• It's the middle of harvest in the Southern Hemisphere right now, and most winemakers don't have time for guests as tons of grapes come pouring into the winery, but sometimes you have to make an exception. Viñedos Emiliana and its winemaker, Álvaro Espinoza, received some royal visitors at the biodynamic Chilean winery this week—the Prince of Wales and the Duchess of Cornwall stopped by on Tuesday. (We assume they didn't show up in Prince Charles' bioethanol-fueled Aston Martin.) Charles and Camilla Parker Bowles met with Emiliana's general manager, Rafael Guilisasti, and his brother, José, the agricultural manager, to discuss the winery's sustainable and organic farming practices. It's Their Royal Highnesses' first trip to Chile, and they are meeting with many of Chile's leaders in the field of organic agriculture at the request of the British government. Charles and Camilla toured the winery and participated in a tasting of the Emiliana's wines led by Espinoza. "Their Royal Highnesses' visit today was of immense benefit and significance to all those among us who support organic agriculture and, in turn, organic wines," said Rafael Guilisasti afterward.
|An onlooker watched as the destroyed Boodles restaurant continued to burn.|
• The list of Wine Spectator Restaurant Award recipients is sadly one name shorter this week after a natural-gas explosion destroyed Wine SpectatorAward of Excellence-winning restaurant Boodles in Bozeman, Mont., on March 5. The powerful blast took with it Boodles and its nearly 1,000-bottle inventory, as well as the Rocking R Bar, the Montana Trails art gallery and the American Legion club. An employee of Montana Trails was killed in the blast, and is presumed to have been the only one in the building at the time. Montana State Rep. J.P. Pomnichowski was on the scene within hours of the explosion and has been fast-tracking business loans and unemployment benefits for those affected. A fund has been established at First Security Bank in Bozeman for anyone wishing to make donations. A community fair-style benefit has been scheduled for March 28 at the Gallatin County Fairgrounds, just 15 blocks from the site of the explosion. "The owners that I've reached have every intention of coming back better than they were," Pomnichowski said. "I still can't process that one of the best restaurants in Bozeman, Boodles, is gone."
• Customer service renaissance or wasteful spending amid a possible $2.3 billion state budget shortfall? That's the question being debated among the media, Pennsylvania taxpayers and members of the state's Liquor Control Board after the board awarded a $173,000 contract to an employee-training firm with the goal of improving customer service in the state's nearly 650 retail liquor stores. A number of news outlets, including the Associated Press, MSNBC and United Press International reported the story as a case of state employees being sent to a form of charm school, a characterization that Liquor Control Board spokesperson Nick Hays calls "crap." "It's not manners training; it's one component of a customer service training that is part of an overall rebranding of our store system." Unfiltered sees nothing wrong with the state taking steps to improve customer service, but wonders, how do they plan to improve the people skills of the 100 automated wine kiosks they're considering installing across the state so that customers can avoid the state-owned liquor stores altogether?
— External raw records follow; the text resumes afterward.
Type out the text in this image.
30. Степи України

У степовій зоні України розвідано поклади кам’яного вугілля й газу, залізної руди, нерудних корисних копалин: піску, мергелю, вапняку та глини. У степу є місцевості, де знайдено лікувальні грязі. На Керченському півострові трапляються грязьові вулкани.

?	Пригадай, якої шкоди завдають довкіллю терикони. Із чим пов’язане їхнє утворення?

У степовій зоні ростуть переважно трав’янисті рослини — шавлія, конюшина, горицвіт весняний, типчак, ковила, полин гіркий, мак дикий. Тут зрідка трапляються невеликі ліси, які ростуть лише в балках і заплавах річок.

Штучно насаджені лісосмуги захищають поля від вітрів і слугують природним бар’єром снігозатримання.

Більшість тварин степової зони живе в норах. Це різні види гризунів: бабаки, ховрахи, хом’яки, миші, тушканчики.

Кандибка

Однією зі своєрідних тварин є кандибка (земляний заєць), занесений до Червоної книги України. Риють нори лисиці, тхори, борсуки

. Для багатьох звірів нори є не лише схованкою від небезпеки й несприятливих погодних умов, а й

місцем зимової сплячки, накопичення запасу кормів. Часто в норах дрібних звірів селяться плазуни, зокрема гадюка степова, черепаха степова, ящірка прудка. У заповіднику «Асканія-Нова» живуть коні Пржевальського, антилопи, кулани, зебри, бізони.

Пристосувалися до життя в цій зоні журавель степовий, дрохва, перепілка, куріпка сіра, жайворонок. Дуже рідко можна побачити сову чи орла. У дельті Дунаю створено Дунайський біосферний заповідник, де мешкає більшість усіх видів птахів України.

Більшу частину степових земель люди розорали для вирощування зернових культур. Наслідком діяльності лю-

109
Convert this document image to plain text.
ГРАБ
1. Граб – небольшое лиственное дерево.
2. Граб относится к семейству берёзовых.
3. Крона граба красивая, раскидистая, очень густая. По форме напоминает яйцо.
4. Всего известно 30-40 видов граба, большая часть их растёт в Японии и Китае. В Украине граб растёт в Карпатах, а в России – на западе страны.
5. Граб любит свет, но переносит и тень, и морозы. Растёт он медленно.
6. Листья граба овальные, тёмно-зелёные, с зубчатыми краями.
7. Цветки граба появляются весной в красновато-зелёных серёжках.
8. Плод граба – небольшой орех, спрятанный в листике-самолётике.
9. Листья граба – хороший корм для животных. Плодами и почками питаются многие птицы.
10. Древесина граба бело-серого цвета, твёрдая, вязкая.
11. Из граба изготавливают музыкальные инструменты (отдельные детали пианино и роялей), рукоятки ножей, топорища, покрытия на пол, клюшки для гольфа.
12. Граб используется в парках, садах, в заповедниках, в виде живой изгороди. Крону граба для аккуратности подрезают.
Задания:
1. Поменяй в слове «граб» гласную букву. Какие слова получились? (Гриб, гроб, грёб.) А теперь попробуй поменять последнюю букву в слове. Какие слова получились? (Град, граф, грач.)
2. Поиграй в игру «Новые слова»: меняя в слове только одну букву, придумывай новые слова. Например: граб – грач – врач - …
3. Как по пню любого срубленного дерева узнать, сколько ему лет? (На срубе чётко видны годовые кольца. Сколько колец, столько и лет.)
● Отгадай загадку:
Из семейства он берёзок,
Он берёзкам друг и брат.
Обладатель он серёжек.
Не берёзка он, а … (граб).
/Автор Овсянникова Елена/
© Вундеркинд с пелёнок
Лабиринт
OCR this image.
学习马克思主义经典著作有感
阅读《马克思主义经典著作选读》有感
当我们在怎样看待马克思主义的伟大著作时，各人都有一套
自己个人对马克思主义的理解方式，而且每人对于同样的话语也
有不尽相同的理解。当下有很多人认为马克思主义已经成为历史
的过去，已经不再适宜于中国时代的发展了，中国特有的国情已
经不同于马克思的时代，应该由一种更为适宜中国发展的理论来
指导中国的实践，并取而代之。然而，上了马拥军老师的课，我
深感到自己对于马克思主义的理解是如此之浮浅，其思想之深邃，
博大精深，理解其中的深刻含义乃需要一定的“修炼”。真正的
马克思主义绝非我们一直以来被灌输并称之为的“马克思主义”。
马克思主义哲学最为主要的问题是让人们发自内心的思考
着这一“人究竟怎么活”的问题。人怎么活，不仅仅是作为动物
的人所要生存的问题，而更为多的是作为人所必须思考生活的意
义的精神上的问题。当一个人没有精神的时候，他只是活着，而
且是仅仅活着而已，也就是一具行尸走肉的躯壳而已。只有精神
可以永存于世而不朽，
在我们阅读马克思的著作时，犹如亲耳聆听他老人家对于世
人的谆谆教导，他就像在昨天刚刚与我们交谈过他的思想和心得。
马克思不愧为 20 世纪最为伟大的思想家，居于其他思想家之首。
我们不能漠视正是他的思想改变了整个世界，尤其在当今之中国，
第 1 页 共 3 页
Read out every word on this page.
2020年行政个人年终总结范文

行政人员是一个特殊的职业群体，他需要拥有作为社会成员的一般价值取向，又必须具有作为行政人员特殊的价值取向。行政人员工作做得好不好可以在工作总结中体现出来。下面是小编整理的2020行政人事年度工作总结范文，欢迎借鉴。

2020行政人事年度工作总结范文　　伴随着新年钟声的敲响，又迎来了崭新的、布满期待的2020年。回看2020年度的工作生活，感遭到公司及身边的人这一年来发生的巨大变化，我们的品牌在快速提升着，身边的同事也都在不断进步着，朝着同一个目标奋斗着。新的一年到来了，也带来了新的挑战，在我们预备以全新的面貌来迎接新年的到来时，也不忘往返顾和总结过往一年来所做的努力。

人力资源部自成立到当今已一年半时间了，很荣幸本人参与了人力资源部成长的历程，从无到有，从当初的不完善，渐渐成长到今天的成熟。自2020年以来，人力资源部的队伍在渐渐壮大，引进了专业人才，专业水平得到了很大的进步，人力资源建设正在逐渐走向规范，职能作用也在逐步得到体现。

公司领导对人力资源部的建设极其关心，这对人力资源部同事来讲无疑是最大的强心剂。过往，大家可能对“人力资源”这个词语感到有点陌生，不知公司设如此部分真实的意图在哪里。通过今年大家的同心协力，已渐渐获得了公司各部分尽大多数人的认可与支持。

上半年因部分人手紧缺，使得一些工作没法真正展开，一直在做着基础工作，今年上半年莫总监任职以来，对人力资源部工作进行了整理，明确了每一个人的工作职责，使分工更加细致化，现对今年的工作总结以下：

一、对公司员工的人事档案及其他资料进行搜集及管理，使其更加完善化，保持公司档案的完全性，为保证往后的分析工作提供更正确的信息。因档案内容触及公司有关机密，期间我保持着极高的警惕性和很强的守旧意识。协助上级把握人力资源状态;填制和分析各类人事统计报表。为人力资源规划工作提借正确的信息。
• French wineries breathed a big sigh of relief this week while French teenagers cried, "No!" (or "Non!"). The country's National Assembly, the lower house of parliament, has been debating alcohol laws. On Monday, the lawmakers adopted an amendment raising the drinking age in bars from 16 to 18 and banning nighttime alcohol sales at gas stations. While French wine consumption has plummeted in the past decade, concerns over binge drinking by teens has grown, especially since fewer teens learn about wine at the dinner table now. Last week the assembly also banned all-you-can-drink events in bars, but in a victory for the wine industry, the language was amended to allow wine tastings in wineries and stores. The lawmakers also redressed a bizarre situation in which alcohol advertising was forbidden online simply because the "Evin" law that severely restricts such ads was passed in 1991 and made no mention of the Internet. A new amendment will allow web ads, as long as the language is limited to technical facts and wine is not portrayed as healthy, part of a fun lifestyle or being drunk by models. That still doesn't sound very French to us.